Als Hansjörg das erste Mal bei mir war, sagte er die für mich schockierende Worte: „Mit mir brauchst du nichts machen, denn ich bin ja für alles zu dumm.“ Auf die Frage wer so etwas sage, antwortete er, alle, auch die Eltern sagten, er sei für alles zu dumm. Hansjörg hatte zu diesem Zeitpunkt weder Selbstbewusstsein noch besaß er ein Selbstwertgefühl.
Gleich zu Beginn des neuen Schuljahres suchte ich den Kontakt mit seiner Klassenlehrerin und der Schule. Dort bat man mich, umgehend Kontakt mit der Schulpsychologin aufzunehmen. Diese meinte, Hansjörg sei ein klarer Fall für die Förderschule. Ich stimmte ihren Ausführungen zu, gab aber zu bedenken, dass Hansjörg bereits sehr negative Erfahrungen mit den Verlust seiner Freunde und der damit verbunden Ausgrenzung gemacht habe und das erneute Herausreißen aus seiner Umgebung schlimme psychischen Folgen für Hansjörg nach sich ziehen würde. Sie willigte ein, dass Hansjörg vorerst die Mittelschule besuchen kann, unter der Bedingung, dass er einmal pro Woche zu mir zum Training kommt.
Hansjörg kam ein mal wöchentlich zum Training. Oft wurde er von uns abgeholt und wieder nach Hause gefahren. Hansjörg fühlte sich bei mir ernstgenommen und erlebte beim Arbeiten und beim Spielen eine Wertschätzung, die er bisher so nicht kannte und die ihm sehr gut tat.
Anfangs war das Augenmerk des Trainings vor allem darauf ausgerichtet, Hansjörg wieder ein Selbstwertgefühl zu vermitteln. Durch das offene AFS Trainingskonzept konnten Übungen aus der Evolutionspädagogik und Brain-Gym gut eingebaut wer-den. Hier erwies sich die Zusammenarbeit mit Hansjörgs’ erfahrenen und kompetenten Lehrerin als hilfreich. Sie bat mich um Tipps für ihren Umgang mit Hansjörg, der im Unterricht sehr unruhig sei und fast untragbar für die Regelschule.

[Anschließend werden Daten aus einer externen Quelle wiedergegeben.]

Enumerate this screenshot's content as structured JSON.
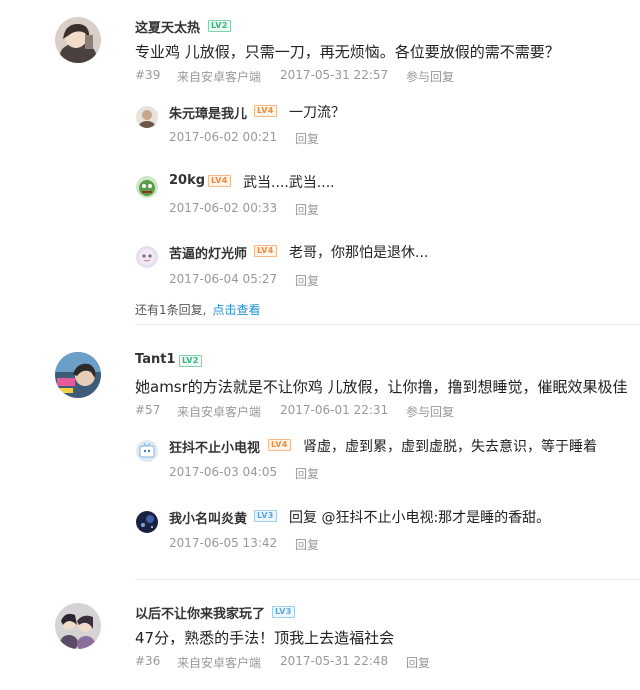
{
  "threads": [
    {
      "user": "这夏天太热",
      "level": "LV2",
      "content": "专业鸡 儿放假，只需一刀，再无烦恼。各位要放假的需不需要？",
      "floor": "#39",
      "client": "来自安卓客户端",
      "time": "2017-05-31 22:57",
      "reply_label": "参与回复",
      "replies": [
        {
          "user": "朱元璋是我儿",
          "level": "LV4",
          "text": "一刀流？",
          "time": "2017-06-02 00:21",
          "reply_label": "回复"
        },
        {
          "user": "20kg",
          "level": "LV4",
          "text": "武当....武当....",
          "time": "2017-06-02 00:33",
          "reply_label": "回复"
        },
        {
          "user": "苦逼的灯光师",
          "level": "LV4",
          "text": "老哥，你那怕是退休...",
          "time": "2017-06-04 05:27",
          "reply_label": "回复"
        }
      ],
      "more_text": "还有1条回复,",
      "more_link": "点击查看"
    },
    {
      "user": "Tant1",
      "level": "LV2",
      "content": "她amsr的方法就是不让你鸡 儿放假，让你撸，撸到想睡觉，催眠效果极佳",
      "floor": "#57",
      "client": "来自安卓客户端",
      "time": "2017-06-01 22:31",
      "reply_label": "参与回复",
      "replies": [
        {
          "user": "狂抖不止小电视",
          "level": "LV4",
          "text": "肾虚，虚到累，虚到虚脱，失去意识，等于睡着",
          "time": "2017-06-03 04:05",
          "reply_label": "回复"
        },
        {
          "user": "我小名叫炎黄",
          "level": "LV3",
          "text": "回复 @狂抖不止小电视:那才是睡的香甜。",
          "time": "2017-06-05 13:42",
          "reply_label": "回复"
        }
      ]
    },
    {
      "user": "以后不让你来我家玩了",
      "level": "LV3",
      "content": "47分，熟悉的手法！顶我上去造福社会",
      "floor": "#36",
      "client": "来自安卓客户端",
      "time": "2017-05-31 22:48",
      "reply_label": "回复"
    }
  ],
  "colors": {
    "link": "#1e8fd6",
    "meta": "#999999",
    "level_green": "#36b37e",
    "level_orange": "#f08a3c",
    "level_blue": "#5aa5e0"
  }
}
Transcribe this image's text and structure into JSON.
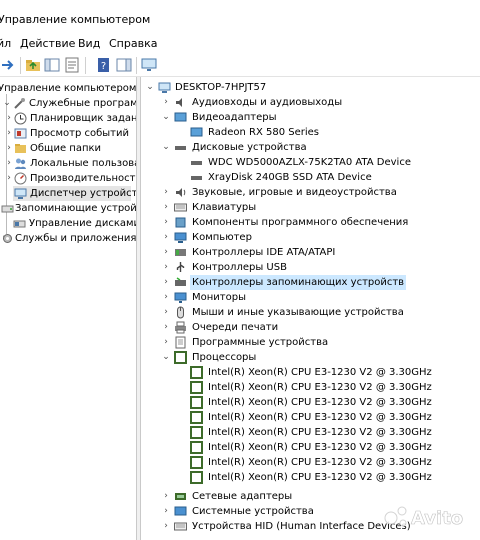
{
  "window": {
    "title": "Управление компьютером"
  },
  "menu": [
    "йл",
    "Действие",
    "Вид",
    "Справка"
  ],
  "left_tree": [
    "Управление компьютером (л",
    "Служебные программы",
    "Планировщик заданий",
    "Просмотр событий",
    "Общие папки",
    "Локальные пользовате",
    "Производительность",
    "Диспетчер устройств",
    "Запоминающие устройст",
    "Управление дисками",
    "Службы и приложения"
  ],
  "right_tree": {
    "root": "DESKTOP-7HPJT57",
    "items": [
      "Аудиовходы и аудиовыходы",
      "Видеоадаптеры",
      "Radeon RX 580 Series",
      "Дисковые устройства",
      "WDC WD5000AZLX-75K2TA0 ATA Device",
      "XrayDisk 240GB SSD ATA Device",
      "Звуковые, игровые и видеоустройства",
      "Клавиатуры",
      "Компоненты программного обеспечения",
      "Компьютер",
      "Контроллеры IDE ATA/ATAPI",
      "Контроллеры USB",
      "Контроллеры запоминающих устройств",
      "Мониторы",
      "Мыши и иные указывающие устройства",
      "Очереди печати",
      "Программные устройства",
      "Процессоры",
      "Intel(R) Xeon(R) CPU E3-1230 V2 @ 3.30GHz",
      "Intel(R) Xeon(R) CPU E3-1230 V2 @ 3.30GHz",
      "Intel(R) Xeon(R) CPU E3-1230 V2 @ 3.30GHz",
      "Intel(R) Xeon(R) CPU E3-1230 V2 @ 3.30GHz",
      "Intel(R) Xeon(R) CPU E3-1230 V2 @ 3.30GHz",
      "Intel(R) Xeon(R) CPU E3-1230 V2 @ 3.30GHz",
      "Intel(R) Xeon(R) CPU E3-1230 V2 @ 3.30GHz",
      "Intel(R) Xeon(R) CPU E3-1230 V2 @ 3.30GHz",
      "Сетевые адаптеры",
      "Системные устройства",
      "Устройства HID (Human Interface Devices)"
    ]
  },
  "watermark": {
    "text": "Avito"
  },
  "colors": {
    "selected_bg": "#e5e5e5",
    "highlight_bg": "#cce8ff",
    "folder": "#e8c15a",
    "chip": "#3d6b2a"
  }
}
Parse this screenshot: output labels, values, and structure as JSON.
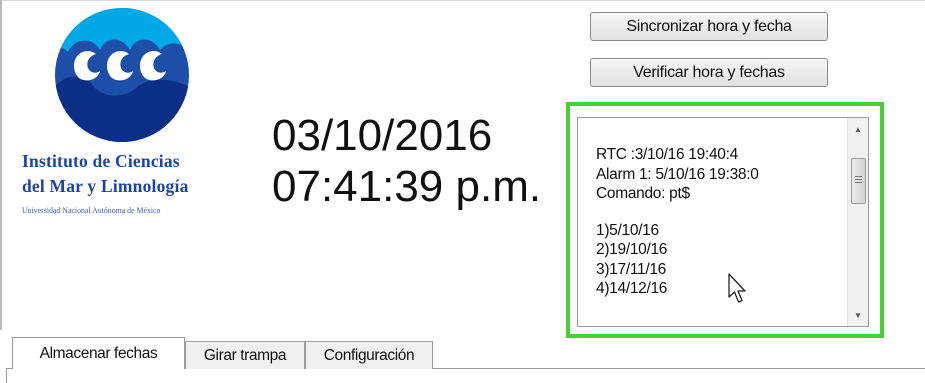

Wir setzen im Fach WERKEN an, weil Hansjörg hierin sehr gut war. Seine Lehrerin kommunizierte mehr auf der Beziehungsebene als auf der Sachebene (reine Wissensvermittlung) mit ihm. Er wurde seinem Lernprofil entsprechend vor ihrem Pult in die erste Fensterreihe gesetzt, und er durfte während des Unterrichts unter seinem Tisch Knetmasse kneten, was ihn wesentlich ruhiger und aufmerksamer machte. Hansjörg bekam auch im Zeugnis seine gerechte Note, nämlich als einziger in der Klasse im Fach WERKEN die Note „Sehr gut“. Er lernte dadurch, dass er etwas kann, was andere nicht können, und dies steigerte sein Selbstvertrauen und Selbstwertgefühl. Bereits nach ein paar Monaten war das Thema Regelschule oder Förderschule nicht mehr vorhanden. In Gesprächen mit der Lehrerin bedankte diese sich immer wieder bei mir und betonte, dass ohne meine Hilfe und Einsatz für Hansjörg dies nicht möglich gewesen wäre. Sie sei auch erstaunt, welche Fortschritte er im Bereich Rechtschreibung und Lesen mache. Nach ca. 1 1/2 Jahren zählte Hansjörg in Mathematik zu den drei Besten und in Deutsch tentierte er zur Note 3.
Da die gesamte Entwicklung von der Schulpsychologin verfolgt wurde und wir ständig in Kontakt standen, entwickelte sich auch hier eine gute Zusammenarbeit.
Hansjörg hatte das Glück, von einer Lehrerin unterrichtet zu werden, die gewillt war, ihm zu helfen und ihm mit meiner Unterstützung ein Verbleiben auf der Regelschule ermöglichte.